While this album retains the punch of skank riffs and the sardonic reflection on cultural baggage that Five Iron Frenzy has become well known for, gone is the apparent silliness of songs reflecting on cheeses (Cheeses… (of Nazareth)) and unicorns (“Battle Dancing with Unicorns”). In its place is a harder edged reflection on politics, nationalism, and Christian complicity in the idolisation of the nation over Christ. Although these themes made minor appearances in past albums—who can forget the skewering of the Westboro Baptist Church in “God Hates Flags” or reflecting on the Columbine shooting in “A New Hope”—here it is promoted front and centre. From the first track to the last UTSA is an unapologetically political treatise. But this doesn’t mean that FIF have given up on handling matters of faith, as the problem at hand is that of Christian-nationalism.
Starting with “In Through the Out Door,” titled to comically invoke the attitude of rule breaking that leads to entering through a shop exit, and evoking memories of Led Zepplin’s final album, the band poignantly addresses Christian responses to immigration as refugees coming ‘in through the out door.’ Here they dwell on the construction of a gospel message that locks the doors to the hungry and casts out the stranger, and the lack of grace in churches that espouse such a political approach.
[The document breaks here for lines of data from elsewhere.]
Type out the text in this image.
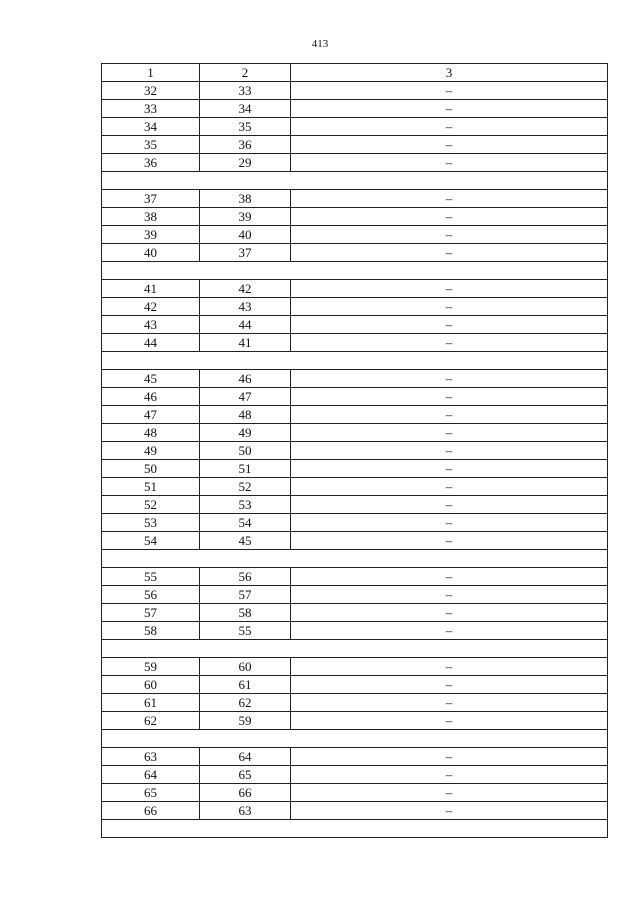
413
1	2	3
32	33	–
33	34	–
34	35	–
35	36	–
36	29	–

37	38	–
38	39	–
39	40	–
40	37	–

41	42	–
42	43	–
43	44	–
44	41	–

45	46	–
46	47	–
47	48	–
48	49	–
49	50	–
50	51	–
51	52	–
52	53	–
53	54	–
54	45	–

55	56	–
56	57	–
57	58	–
58	55	–

59	60	–
60	61	–
61	62	–
62	59	–

63	64	–
64	65	–
65	66	–
66	63	–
The album continues on to lament a range of topics as broad as rampant gentrification and wealth inequality (“Lonesome for Her Heroes”), the memory of oppression and slavery celebrated in monuments and tyrants (“Tyrannis”), through to the anxiety and nostalgia generated by the inexorable passing of time (“Auld Lanxiety”). However, the theme that repeatedly emerges is the tainted gospel message that comes from the church selling out to society. On tracks such as “While Supplies Last,” Roper cries out about the angst of 2020 America:
Did you waste your prayers protecting snipers
While you hoarded all the Lysol and diapers?
But they perceptively observe that this behaviour has other consequences:
You said “we all deserve this”
For not forcing kids to pray-
While your party loots the earth
And you tell us “Jesus saves”
You’re ignoring half the gospel
Wearing clothing made by slaves
You never “rendered unto Caesar”
There can be no doubt about the complicity of the church in the nationalistic fervour to protect the affluence of the Eagle. On other tracks we hear a call closer to home, for the senseless tragedy of school shootings being ignored in favour of political and economic capital (“Renegades”). The reality of Columbine and family members locked in choir rooms is still raw for the Denver based band some 21 years after the event, let alone the recent shootings in Boulder. [1]
Yet even still the album ends on a hopeful note (“Huerfano”), that the Huerfano, the orphans, those bullied by kids at school, those excluded by society, have a home a place to lay their weary heads. So, the band cries ‘sing on.’
Overall, this album takes the raw energy that Five Iron Frenzy is known for and forefronts the activism of other punk and ska outfits to bring about a merger that insightfully and incisively stabs at the guts of Christian-nationalism, exposing the rotten core within. Until This Shakes Apart draws on many of the themes and approaches that we have discussed on the podcast and brings them into the public consciousness through hard hitting earworms that will leave you reflecting on Christian society and your own complicity in the aims of Christian-nationalism. This album proves that, while ska may be terminally uncool or even dead, Denver’s best Christian ska band still has something astute to say; and the catchy tunes might even make the Christian nationalists sit down, shut up, and listen.
Listen on Spotify: https://open.spotify.com/album/1NBcD5YIWTEo4Lp4t7xK5V
Listen on iTunes: https://music.apple.com/us/album/until-this-shakes-apart/1546369310
[1] Perhaps ironically the chorus of “Renegades” that is so often ascribed by conservative commentators to ‘the violent left’ is exactly what was seen on January 6th in the Capitol insurrection.